Millions of tons of industrial chemicals are produced each year that require petroleum for starting material, said Tayhas Palmore, professor of engineering, biology and medicine and principle investigator on the grant. Petroleum is a fossil fuel that, when burned, releases carbon dioxide - a greenhouse gas that has been linked to climate change - into the atmosphere. Given the growing demand for petroleum and diminishing quantities of it, devising a way to use carbon dioxide in its place during chemical production would reduce the carbon footprint of the production process.
Carbon dioxide is present in high concentrations in exhaust from factories and automobiles. The researchers hope that in the future, exhaust could be collected and used as the starting carbon dioxide source for industrial chemical production.
Palmore described using carbon dioxide as a "way to get around using oil, a limited resource that is only getting more expensive." In this way, researchers would be able to close the energy cycle and create a more sustainable means of chemical production.
Palmore's team is investigating how to convert carbon dioxide into "commodity chemicals" such as ethylene, acrylic acid and formic acid. These chemicals are created in bulk and then purchased by other companies to make pharmaceutical and plastic products.
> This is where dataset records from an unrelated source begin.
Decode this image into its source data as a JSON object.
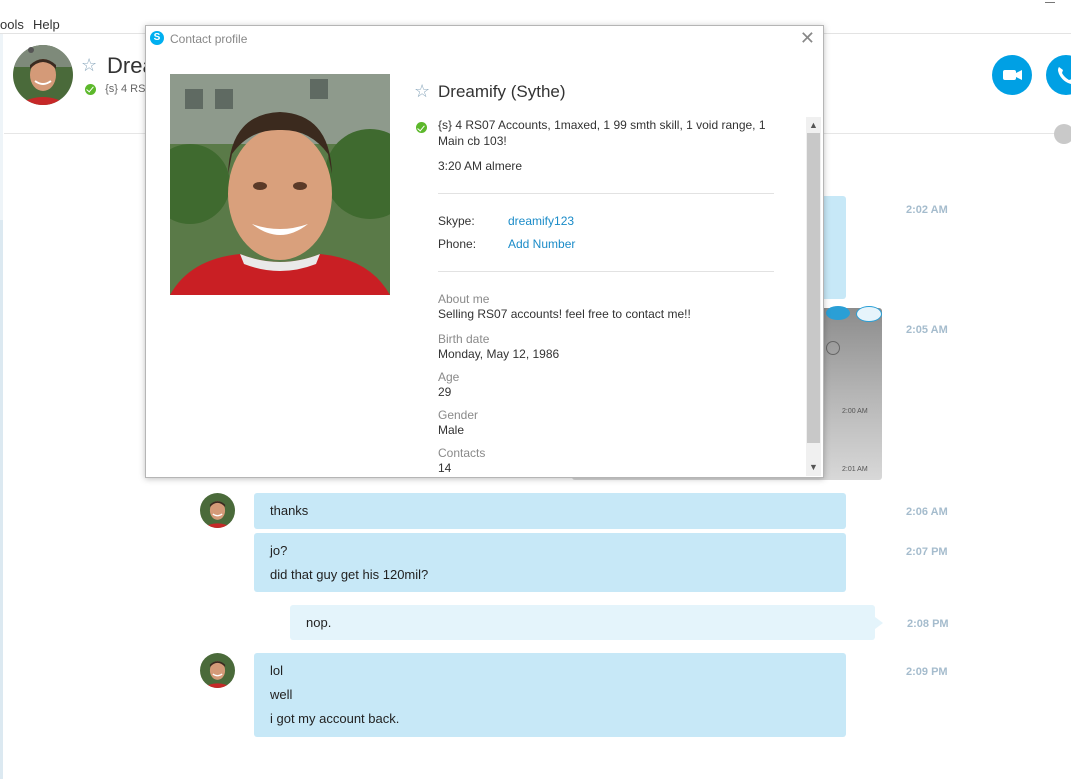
{
  "menu": {
    "tools": "ools",
    "help": "Help"
  },
  "header": {
    "name_truncated": "Drea",
    "status_truncated": "{s} 4 RS"
  },
  "dialog": {
    "title": "Contact profile",
    "close_glyph": "✕",
    "name": "Dreamify (Sythe)",
    "mood": "{s} 4 RS07 Accounts, 1maxed, 1 99 smth skill, 1 void range, 1 Main cb 103!",
    "local_time": "3:20 AM almere",
    "skype_label": "Skype:",
    "skype_value": "dreamify123",
    "phone_label": "Phone:",
    "phone_value": "Add Number",
    "about_label": "About me",
    "about_value": "Selling RS07 accounts! feel free to contact me!!",
    "birth_label": "Birth date",
    "birth_value": "Monday, May 12, 1986",
    "age_label": "Age",
    "age_value": "29",
    "gender_label": "Gender",
    "gender_value": "Male",
    "contacts_label": "Contacts",
    "contacts_value": "14"
  },
  "background": {
    "img_time1": "2:00 AM",
    "img_time2": "2:01 AM"
  },
  "messages": [
    {
      "time": "2:02 AM"
    },
    {
      "time": "2:05 AM"
    },
    {
      "lines": [
        "thanks"
      ],
      "time": "2:06 AM"
    },
    {
      "lines": [
        "jo?",
        "did that guy get his 120mil?"
      ],
      "time": "2:07 PM"
    },
    {
      "lines": [
        "nop."
      ],
      "time": "2:08 PM"
    },
    {
      "lines": [
        "lol",
        "well",
        "i got my account back."
      ],
      "time": "2:09 PM"
    }
  ],
  "icons": {
    "star": "☆",
    "arrow_up": "▲",
    "arrow_down": "▼",
    "skype": "S"
  },
  "colors": {
    "accent": "#00a0e4",
    "bubble_contact": "#c7e8f7",
    "bubble_self": "#e4f4fb",
    "status_online": "#5cb82b",
    "link": "#1a8bc8"
  }
}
While the current production method requires petroleum-derived precursors, the new process would use emitted carbon dioxide as a starting material.
Currently, "there is no effective means of sequestering carbon dioxide and using it for a useful purpose," said Steven Ahn PhD'17, who is studying engineering.
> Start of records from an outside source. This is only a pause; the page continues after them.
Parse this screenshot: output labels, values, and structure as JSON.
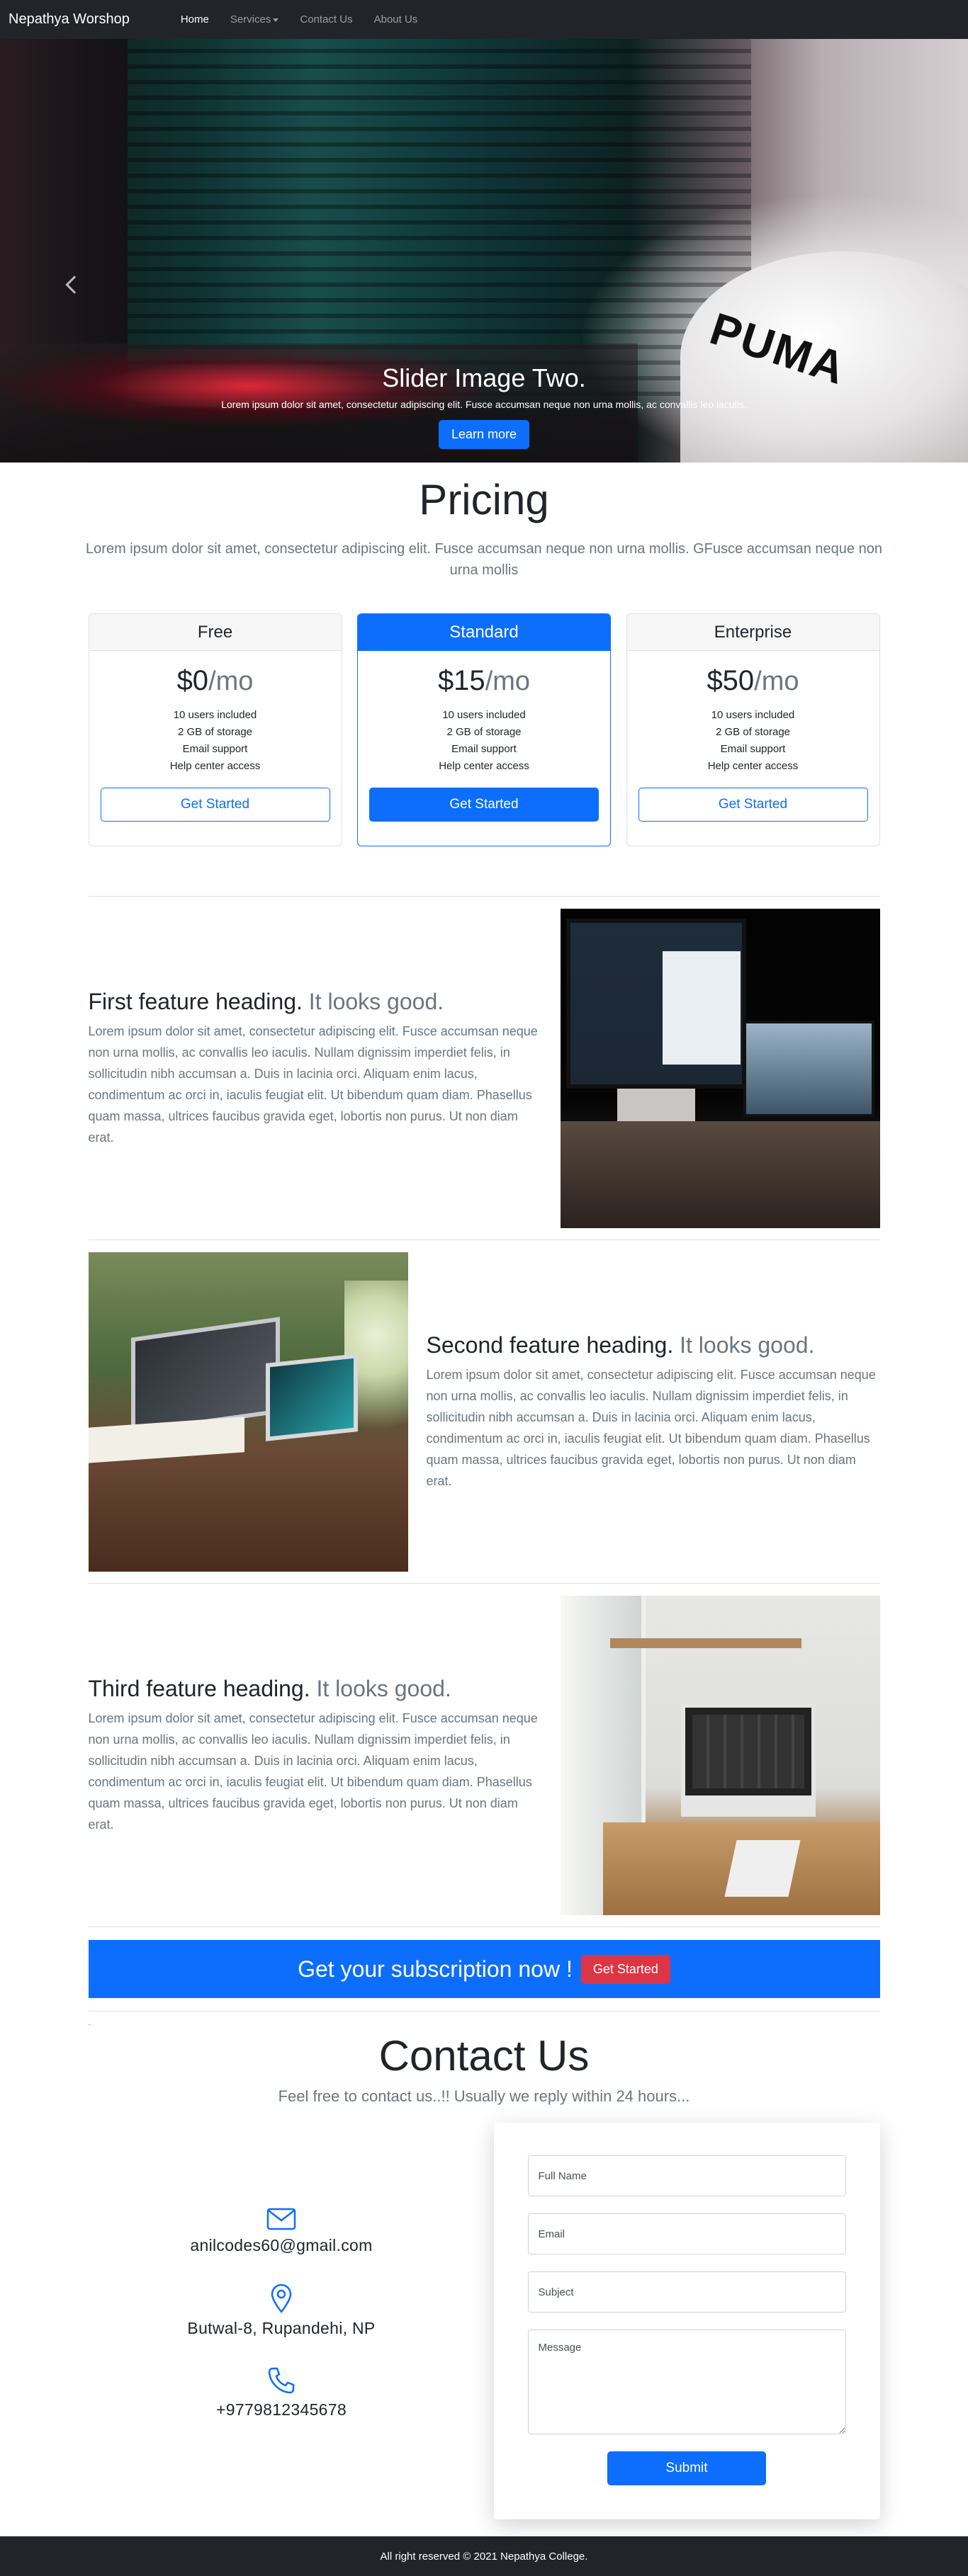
{
  "nav": {
    "brand": "Nepathya Worshop",
    "items": [
      {
        "label": "Home"
      },
      {
        "label": "Services"
      },
      {
        "label": "Contact Us"
      },
      {
        "label": "About Us"
      }
    ]
  },
  "hero": {
    "title": "Slider Image Two.",
    "text": "Lorem ipsum dolor sit amet, consectetur adipiscing elit. Fusce accumsan neque non urna mollis, ac convallis leo iaculis.",
    "button": "Learn more",
    "active_slide": 2,
    "slide_count": 3
  },
  "pricing": {
    "title": "Pricing",
    "lead": "Lorem ipsum dolor sit amet, consectetur adipiscing elit. Fusce accumsan neque non urna mollis. GFusce accumsan neque non urna mollis",
    "plans": [
      {
        "name": "Free",
        "price": "$0",
        "per": "/mo",
        "features": [
          "10 users included",
          "2 GB of storage",
          "Email support",
          "Help center access"
        ],
        "button": "Get Started"
      },
      {
        "name": "Standard",
        "price": "$15",
        "per": "/mo",
        "features": [
          "10 users included",
          "2 GB of storage",
          "Email support",
          "Help center access"
        ],
        "button": "Get Started"
      },
      {
        "name": "Enterprise",
        "price": "$50",
        "per": "/mo",
        "features": [
          "10 users included",
          "2 GB of storage",
          "Email support",
          "Help center access"
        ],
        "button": "Get Started"
      }
    ]
  },
  "features": [
    {
      "heading": "First feature heading.",
      "muted": "It looks good.",
      "text": "Lorem ipsum dolor sit amet, consectetur adipiscing elit. Fusce accumsan neque non urna mollis, ac convallis leo iaculis. Nullam dignissim imperdiet felis, in sollicitudin nibh accumsan a. Duis in lacinia orci. Aliquam enim lacus, condimentum ac orci in, iaculis feugiat elit. Ut bibendum quam diam. Phasellus quam massa, ultrices faucibus gravida eget, lobortis non purus. Ut non diam erat."
    },
    {
      "heading": "Second feature heading.",
      "muted": "It looks good.",
      "text": "Lorem ipsum dolor sit amet, consectetur adipiscing elit. Fusce accumsan neque non urna mollis, ac convallis leo iaculis. Nullam dignissim imperdiet felis, in sollicitudin nibh accumsan a. Duis in lacinia orci. Aliquam enim lacus, condimentum ac orci in, iaculis feugiat elit. Ut bibendum quam diam. Phasellus quam massa, ultrices faucibus gravida eget, lobortis non purus. Ut non diam erat."
    },
    {
      "heading": "Third feature heading.",
      "muted": "It looks good.",
      "text": "Lorem ipsum dolor sit amet, consectetur adipiscing elit. Fusce accumsan neque non urna mollis, ac convallis leo iaculis. Nullam dignissim imperdiet felis, in sollicitudin nibh accumsan a. Duis in lacinia orci. Aliquam enim lacus, condimentum ac orci in, iaculis feugiat elit. Ut bibendum quam diam. Phasellus quam massa, ultrices faucibus gravida eget, lobortis non purus. Ut non diam erat."
    }
  ],
  "subscribe": {
    "text": "Get your subscription now !",
    "button": "Get Started",
    "dot": "."
  },
  "contact": {
    "title": "Contact Us",
    "lead": "Feel free to contact us..!! Usually we reply within 24 hours...",
    "email": "anilcodes60@gmail.com",
    "address": "Butwal-8, Rupandehi, NP",
    "phone": "+9779812345678",
    "icons": [
      "envelope-icon",
      "map-pin-icon",
      "phone-icon"
    ],
    "form": {
      "name_placeholder": "Full Name",
      "email_placeholder": "Email",
      "subject_placeholder": "Subject",
      "message_placeholder": "Message",
      "submit": "Submit"
    }
  },
  "footer": {
    "text": "All right reserved © 2021 Nepathya College."
  },
  "colors": {
    "primary": "#0d6efd",
    "danger": "#dc3545",
    "dark": "#212529",
    "muted": "#6c757d"
  }
}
But this is what the researchers hope to change.
Chemical catalysts can be used to convert carbon dioxide into these commodity chemicals, said Nilay Hazari, assistant professor of chemistry at Yale, a collaborator on the research. Catalysts reduce the minimum amount of required energy for a reaction, allowing the reaction to occur at a faster rate. When carbon dioxide and catalysts are combined, the reaction yields the desired chemical products. Through study of carbon dioxide catalysis, the researchers also hope to develop a catalyst that would be practical for use in the industry, Hazari said.
"The strategy should be competitive, if not better than what is currently commercially available," Hazari said.
Though the scale of chemical industry emissions is small relative to that of the automobile industry, pulling carbon dioxide out of the atmosphere and finding an alternative to petroleum starting material would be environmentally beneficial, Ahn said.
The process could also be applied to other areas, such as heating. "If we can make ethylene, we're on the way to figuring out how to make methane," Palmore said. "This applies to fuels, and fuels are used everywhere."
"It is possible that fundamental knowledge that we gain in this will be useful in a process for developing fuels from carbon dioxide," Hazari said. "And that would have an impact."